Perjanjian Bungaya juga menimbulkan
kerugian besar bagi kelompok pedagang internasional lain yang telah lama
berdagang di Somba Opu, terutama pedagang Inggris. Perjanjian tersebut
memutuskan bahwa semua pedagang Eropa (kecuali pedagang Belanda),
India/Moor, Jawa, Melayu, Aceh dan Siam dilarang berdagang di Makassar.
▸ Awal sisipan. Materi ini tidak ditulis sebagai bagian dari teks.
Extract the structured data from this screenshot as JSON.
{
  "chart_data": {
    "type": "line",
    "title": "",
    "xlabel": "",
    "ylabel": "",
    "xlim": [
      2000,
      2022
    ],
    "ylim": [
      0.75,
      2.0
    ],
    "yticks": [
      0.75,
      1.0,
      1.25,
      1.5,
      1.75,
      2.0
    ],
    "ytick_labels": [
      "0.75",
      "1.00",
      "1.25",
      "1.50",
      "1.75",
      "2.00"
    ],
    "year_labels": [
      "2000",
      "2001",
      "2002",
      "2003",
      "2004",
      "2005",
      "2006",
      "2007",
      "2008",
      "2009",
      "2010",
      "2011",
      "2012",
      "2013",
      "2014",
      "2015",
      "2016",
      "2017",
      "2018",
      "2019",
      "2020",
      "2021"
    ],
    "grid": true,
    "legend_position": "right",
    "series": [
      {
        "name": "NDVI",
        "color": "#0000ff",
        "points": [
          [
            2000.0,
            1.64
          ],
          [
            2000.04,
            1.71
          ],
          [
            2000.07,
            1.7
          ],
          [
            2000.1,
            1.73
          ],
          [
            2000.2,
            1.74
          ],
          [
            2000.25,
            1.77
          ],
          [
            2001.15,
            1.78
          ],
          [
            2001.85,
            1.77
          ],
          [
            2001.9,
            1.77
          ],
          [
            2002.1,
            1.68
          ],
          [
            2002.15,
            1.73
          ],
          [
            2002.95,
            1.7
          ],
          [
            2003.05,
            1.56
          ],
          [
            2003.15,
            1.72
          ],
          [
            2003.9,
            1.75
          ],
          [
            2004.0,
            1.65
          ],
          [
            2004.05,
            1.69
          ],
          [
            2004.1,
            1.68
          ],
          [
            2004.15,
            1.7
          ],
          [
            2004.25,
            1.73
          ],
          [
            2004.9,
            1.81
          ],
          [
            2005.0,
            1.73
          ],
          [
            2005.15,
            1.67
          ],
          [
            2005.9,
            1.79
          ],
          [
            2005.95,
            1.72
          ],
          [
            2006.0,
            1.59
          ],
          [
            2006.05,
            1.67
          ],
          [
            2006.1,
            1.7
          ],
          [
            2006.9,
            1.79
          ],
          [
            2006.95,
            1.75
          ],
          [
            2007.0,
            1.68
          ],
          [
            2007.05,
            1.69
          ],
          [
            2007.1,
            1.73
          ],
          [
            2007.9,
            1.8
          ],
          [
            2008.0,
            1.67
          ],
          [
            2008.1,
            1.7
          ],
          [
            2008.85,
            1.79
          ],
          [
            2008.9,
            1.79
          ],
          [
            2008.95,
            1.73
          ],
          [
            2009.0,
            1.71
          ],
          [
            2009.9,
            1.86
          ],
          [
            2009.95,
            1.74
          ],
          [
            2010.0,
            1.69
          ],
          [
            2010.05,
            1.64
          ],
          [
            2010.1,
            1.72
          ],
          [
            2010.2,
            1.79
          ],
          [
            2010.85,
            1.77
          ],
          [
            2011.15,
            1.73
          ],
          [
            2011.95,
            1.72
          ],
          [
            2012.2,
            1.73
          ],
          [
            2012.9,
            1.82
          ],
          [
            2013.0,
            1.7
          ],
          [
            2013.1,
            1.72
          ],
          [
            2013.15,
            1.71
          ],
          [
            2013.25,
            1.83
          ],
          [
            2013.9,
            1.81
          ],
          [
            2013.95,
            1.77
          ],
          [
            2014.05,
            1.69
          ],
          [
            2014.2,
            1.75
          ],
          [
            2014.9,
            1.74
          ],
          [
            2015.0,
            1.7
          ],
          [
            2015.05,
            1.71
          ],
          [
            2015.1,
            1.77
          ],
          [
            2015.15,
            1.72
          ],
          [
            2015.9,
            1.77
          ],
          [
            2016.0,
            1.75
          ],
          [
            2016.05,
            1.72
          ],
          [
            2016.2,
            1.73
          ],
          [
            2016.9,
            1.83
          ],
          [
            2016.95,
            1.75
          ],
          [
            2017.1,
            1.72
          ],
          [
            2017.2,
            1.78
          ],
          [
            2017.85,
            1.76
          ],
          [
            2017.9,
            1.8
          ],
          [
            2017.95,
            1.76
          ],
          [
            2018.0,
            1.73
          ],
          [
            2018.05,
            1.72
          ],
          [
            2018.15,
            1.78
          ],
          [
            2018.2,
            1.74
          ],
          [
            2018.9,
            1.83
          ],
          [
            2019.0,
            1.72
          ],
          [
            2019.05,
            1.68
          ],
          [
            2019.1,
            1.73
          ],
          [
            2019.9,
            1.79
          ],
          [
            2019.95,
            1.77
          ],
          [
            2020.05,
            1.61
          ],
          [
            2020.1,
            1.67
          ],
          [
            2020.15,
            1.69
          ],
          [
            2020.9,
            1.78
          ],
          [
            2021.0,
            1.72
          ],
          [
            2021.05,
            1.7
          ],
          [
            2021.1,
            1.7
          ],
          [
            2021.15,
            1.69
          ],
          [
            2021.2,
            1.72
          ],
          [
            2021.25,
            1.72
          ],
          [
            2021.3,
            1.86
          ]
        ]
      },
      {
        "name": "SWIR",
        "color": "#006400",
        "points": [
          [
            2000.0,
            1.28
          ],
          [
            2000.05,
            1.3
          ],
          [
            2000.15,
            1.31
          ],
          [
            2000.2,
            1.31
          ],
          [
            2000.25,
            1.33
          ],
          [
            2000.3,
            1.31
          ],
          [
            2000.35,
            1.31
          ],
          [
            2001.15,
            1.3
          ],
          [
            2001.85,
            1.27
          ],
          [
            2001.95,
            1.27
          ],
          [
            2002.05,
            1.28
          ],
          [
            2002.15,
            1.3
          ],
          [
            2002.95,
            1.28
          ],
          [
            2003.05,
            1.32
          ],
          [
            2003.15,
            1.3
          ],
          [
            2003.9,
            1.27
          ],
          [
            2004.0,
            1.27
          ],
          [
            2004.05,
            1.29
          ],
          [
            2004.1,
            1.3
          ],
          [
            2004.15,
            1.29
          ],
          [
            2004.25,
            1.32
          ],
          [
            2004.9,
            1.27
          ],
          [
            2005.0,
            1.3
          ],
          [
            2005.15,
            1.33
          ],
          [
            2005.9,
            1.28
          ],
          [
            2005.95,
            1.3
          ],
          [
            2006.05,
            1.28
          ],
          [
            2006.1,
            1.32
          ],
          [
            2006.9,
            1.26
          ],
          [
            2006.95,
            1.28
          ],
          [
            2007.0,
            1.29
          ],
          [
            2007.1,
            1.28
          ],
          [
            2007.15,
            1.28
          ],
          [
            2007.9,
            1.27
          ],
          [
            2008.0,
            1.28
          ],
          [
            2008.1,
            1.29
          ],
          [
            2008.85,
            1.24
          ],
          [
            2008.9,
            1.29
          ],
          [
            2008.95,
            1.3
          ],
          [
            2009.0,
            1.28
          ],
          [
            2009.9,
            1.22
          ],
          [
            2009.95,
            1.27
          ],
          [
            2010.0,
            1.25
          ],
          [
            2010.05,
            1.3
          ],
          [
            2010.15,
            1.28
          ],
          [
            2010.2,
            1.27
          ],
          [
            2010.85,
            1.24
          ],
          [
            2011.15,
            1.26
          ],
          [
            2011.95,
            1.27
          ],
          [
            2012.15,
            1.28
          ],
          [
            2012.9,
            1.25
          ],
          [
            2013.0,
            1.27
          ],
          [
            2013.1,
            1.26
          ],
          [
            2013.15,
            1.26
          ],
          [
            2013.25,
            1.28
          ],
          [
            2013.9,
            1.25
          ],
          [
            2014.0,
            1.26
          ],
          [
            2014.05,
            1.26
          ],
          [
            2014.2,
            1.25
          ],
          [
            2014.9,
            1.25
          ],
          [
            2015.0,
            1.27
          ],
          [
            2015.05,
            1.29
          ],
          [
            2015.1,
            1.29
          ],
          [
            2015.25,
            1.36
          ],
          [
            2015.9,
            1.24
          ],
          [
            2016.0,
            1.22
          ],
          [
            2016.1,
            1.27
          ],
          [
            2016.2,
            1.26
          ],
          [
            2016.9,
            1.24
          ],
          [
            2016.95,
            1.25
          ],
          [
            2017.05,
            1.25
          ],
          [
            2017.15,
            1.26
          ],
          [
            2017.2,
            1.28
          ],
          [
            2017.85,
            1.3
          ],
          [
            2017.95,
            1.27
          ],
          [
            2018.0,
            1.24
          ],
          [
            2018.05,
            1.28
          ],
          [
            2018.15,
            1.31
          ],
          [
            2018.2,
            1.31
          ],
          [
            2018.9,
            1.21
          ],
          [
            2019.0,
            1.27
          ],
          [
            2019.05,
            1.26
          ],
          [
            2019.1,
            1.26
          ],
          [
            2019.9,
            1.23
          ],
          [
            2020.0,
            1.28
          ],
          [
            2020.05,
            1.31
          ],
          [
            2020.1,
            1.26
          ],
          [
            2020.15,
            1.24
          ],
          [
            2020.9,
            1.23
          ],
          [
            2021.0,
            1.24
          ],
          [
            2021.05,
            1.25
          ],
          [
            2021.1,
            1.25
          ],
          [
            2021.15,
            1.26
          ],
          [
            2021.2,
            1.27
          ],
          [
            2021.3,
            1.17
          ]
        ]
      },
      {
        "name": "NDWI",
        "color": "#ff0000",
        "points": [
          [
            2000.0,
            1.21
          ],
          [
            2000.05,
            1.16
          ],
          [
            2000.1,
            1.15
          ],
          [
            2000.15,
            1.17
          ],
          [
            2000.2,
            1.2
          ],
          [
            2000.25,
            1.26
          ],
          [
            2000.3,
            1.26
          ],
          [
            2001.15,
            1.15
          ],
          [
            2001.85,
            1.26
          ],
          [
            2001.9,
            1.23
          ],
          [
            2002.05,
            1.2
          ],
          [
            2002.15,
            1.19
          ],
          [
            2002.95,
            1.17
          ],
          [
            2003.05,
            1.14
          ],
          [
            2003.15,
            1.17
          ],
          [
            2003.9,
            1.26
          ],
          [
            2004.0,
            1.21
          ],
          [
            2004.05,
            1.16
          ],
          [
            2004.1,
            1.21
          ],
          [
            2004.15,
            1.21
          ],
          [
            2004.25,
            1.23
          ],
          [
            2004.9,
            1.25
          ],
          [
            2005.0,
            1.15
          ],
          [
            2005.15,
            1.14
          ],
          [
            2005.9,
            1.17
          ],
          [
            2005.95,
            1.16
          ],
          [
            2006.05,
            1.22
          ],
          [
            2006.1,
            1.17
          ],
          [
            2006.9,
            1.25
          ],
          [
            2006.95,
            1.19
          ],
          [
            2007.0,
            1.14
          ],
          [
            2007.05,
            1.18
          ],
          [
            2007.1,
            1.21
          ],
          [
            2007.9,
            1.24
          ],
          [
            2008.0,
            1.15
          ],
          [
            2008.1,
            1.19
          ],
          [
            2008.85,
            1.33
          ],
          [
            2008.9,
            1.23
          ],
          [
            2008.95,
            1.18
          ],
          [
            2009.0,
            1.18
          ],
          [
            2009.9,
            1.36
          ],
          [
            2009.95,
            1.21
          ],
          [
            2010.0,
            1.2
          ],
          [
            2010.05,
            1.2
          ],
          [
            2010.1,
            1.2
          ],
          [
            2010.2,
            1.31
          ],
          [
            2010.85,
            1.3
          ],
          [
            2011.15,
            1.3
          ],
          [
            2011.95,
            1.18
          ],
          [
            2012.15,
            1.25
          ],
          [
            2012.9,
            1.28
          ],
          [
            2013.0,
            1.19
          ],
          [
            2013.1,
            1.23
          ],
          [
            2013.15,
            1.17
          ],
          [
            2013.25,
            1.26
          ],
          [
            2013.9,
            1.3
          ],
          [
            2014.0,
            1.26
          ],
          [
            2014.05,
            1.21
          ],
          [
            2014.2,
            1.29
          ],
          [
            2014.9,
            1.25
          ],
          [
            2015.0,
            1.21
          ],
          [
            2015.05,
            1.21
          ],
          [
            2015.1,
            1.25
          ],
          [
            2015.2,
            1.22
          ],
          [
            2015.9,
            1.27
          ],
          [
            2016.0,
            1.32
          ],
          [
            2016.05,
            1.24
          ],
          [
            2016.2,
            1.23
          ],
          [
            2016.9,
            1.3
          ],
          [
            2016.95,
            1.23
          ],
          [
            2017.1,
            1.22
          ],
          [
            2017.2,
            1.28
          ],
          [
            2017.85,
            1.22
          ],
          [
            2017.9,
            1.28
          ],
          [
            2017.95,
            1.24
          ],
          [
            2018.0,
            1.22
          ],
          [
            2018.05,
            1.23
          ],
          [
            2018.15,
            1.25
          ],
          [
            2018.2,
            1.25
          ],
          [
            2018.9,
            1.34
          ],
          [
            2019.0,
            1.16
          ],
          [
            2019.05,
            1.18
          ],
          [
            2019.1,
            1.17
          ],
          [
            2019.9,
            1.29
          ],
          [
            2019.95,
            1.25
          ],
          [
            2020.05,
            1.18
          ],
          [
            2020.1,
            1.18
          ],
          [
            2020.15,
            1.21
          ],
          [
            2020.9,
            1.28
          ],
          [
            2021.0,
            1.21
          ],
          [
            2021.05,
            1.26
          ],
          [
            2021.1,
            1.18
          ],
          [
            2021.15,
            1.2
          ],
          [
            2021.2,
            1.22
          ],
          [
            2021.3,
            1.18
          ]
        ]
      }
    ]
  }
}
Sehari setelah poin-poin Perjanjian Bungaya akhirnya disepakati pada 18
November 1667, para pedagang dari berbagai bangsa, terutama Inggris dan
Portugis, mulai meninggalkan Somba Opu. Dua hari setelahnya, Speelman
memasuki Benteng Jumpandang yang kelak diubah namanya menjadi Fort
Rotterdam.
Bagi pihak kerajaan kembar Gowa-Tallo sendiri,
perjanjian ini seolah menjadi penutup kejayaan Makassar sebagai kekuatan
paling besar di bagian timur Nusantara sejak awal abad ke-17.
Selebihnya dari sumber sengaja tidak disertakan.